EU AI Act: EC Publishes Code of Practice for General-Purpose AI Models
by
July 17, 2025
Earlier this month, the European Commission issued its General-Purpose AI Code of Practice (the “AI Code”). The EU AI Act’s provisions relating to general-purpose AI models under the EU AI Act are due to come into effect at the end of this month. Compliance with the AI Code is voluntary but can help a company demonstrate compliance with certain provisions of the statute. This excerpt from a Hunton Andrews Kurth blog provides an overview of the key provisions of the AI Code:
The AI Code is divided into three separately authored chapters: transparency obligations, copyright, and safety and security. Each chapter addresses specific aspects of compliance under the EU AI Act:
– Transparency: This chapter provides a framework for providers of general-purpose AI models to demonstrate compliance with their obligations under Articles 53(1)(a) and (b) of the EU AI Act. It outlines the necessary documentation and practices required to meet transparency standards.
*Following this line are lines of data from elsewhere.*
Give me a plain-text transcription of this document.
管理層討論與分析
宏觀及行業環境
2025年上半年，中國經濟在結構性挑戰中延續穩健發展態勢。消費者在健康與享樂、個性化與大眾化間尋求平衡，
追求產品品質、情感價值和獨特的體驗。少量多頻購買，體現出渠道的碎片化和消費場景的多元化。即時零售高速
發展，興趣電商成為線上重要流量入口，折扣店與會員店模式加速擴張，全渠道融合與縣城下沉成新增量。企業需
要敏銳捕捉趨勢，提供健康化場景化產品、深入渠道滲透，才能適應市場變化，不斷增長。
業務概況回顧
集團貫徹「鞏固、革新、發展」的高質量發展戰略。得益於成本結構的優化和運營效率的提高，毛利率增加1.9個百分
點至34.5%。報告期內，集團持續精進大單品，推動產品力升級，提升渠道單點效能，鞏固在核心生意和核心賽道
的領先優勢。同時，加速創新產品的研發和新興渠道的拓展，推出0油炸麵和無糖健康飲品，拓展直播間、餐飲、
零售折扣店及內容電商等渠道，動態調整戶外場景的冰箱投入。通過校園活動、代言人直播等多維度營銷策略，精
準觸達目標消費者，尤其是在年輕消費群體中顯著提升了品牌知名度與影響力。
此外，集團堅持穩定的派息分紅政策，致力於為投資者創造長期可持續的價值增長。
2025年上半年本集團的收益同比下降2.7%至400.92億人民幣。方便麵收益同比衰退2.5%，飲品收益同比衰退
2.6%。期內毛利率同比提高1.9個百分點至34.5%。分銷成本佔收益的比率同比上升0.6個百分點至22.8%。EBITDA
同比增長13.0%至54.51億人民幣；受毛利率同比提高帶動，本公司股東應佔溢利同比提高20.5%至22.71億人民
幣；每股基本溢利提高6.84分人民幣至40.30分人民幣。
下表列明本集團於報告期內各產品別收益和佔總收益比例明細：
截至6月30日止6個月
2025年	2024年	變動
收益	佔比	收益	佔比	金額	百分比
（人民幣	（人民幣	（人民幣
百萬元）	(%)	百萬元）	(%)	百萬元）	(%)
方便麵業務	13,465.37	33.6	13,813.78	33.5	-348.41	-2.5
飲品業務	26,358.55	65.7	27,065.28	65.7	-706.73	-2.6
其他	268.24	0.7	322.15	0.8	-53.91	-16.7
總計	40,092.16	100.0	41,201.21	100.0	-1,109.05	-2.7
In particular, signatories to the AI Code can comply with the EU AI Act’s transparency requirements by maintaining information in a model documentation form (included in the chapter) which may be requested by the AI Office or a national competent authority.
– Copyright: This chapter details how to demonstrate compliance with Article 53(1)(c) of the EU AI Act which requires a provider put in place a policy to comply with EU law on copyright and to identify and comply with expressed reservations of rights. The AI Code provides several measures to demonstrate compliance with Article 53(1)(c), such as implementing a copyright policy which incorporates the other measures of the chapter and designating a point of contract for complaints concerning copyright.
– Safety and security: This chapter only applies to providers responsible for general-purpose AI models with systemic risk and relates to the obligations under Article 55 of the EU AI Act. The chapter details the measures needed to assess and mitigate risks associated with these advanced models, such as creating and adopting a framework detailing the processes and measures for systemic risk assessment and mitigation, implementing appropriate safety and security mitigations, and developing a model report containing details about the AI model, systemic risk assessment and mitigation processes that may be shared with the AI Office.
The blog says that the EC will issue guidelines to complement the AI Code later this month. Those guidelines are expected to “clarify key concepts related to general-purpose AI models and aim to ensure consistent interpretation and application of key concepts related to general-purpose AI models.”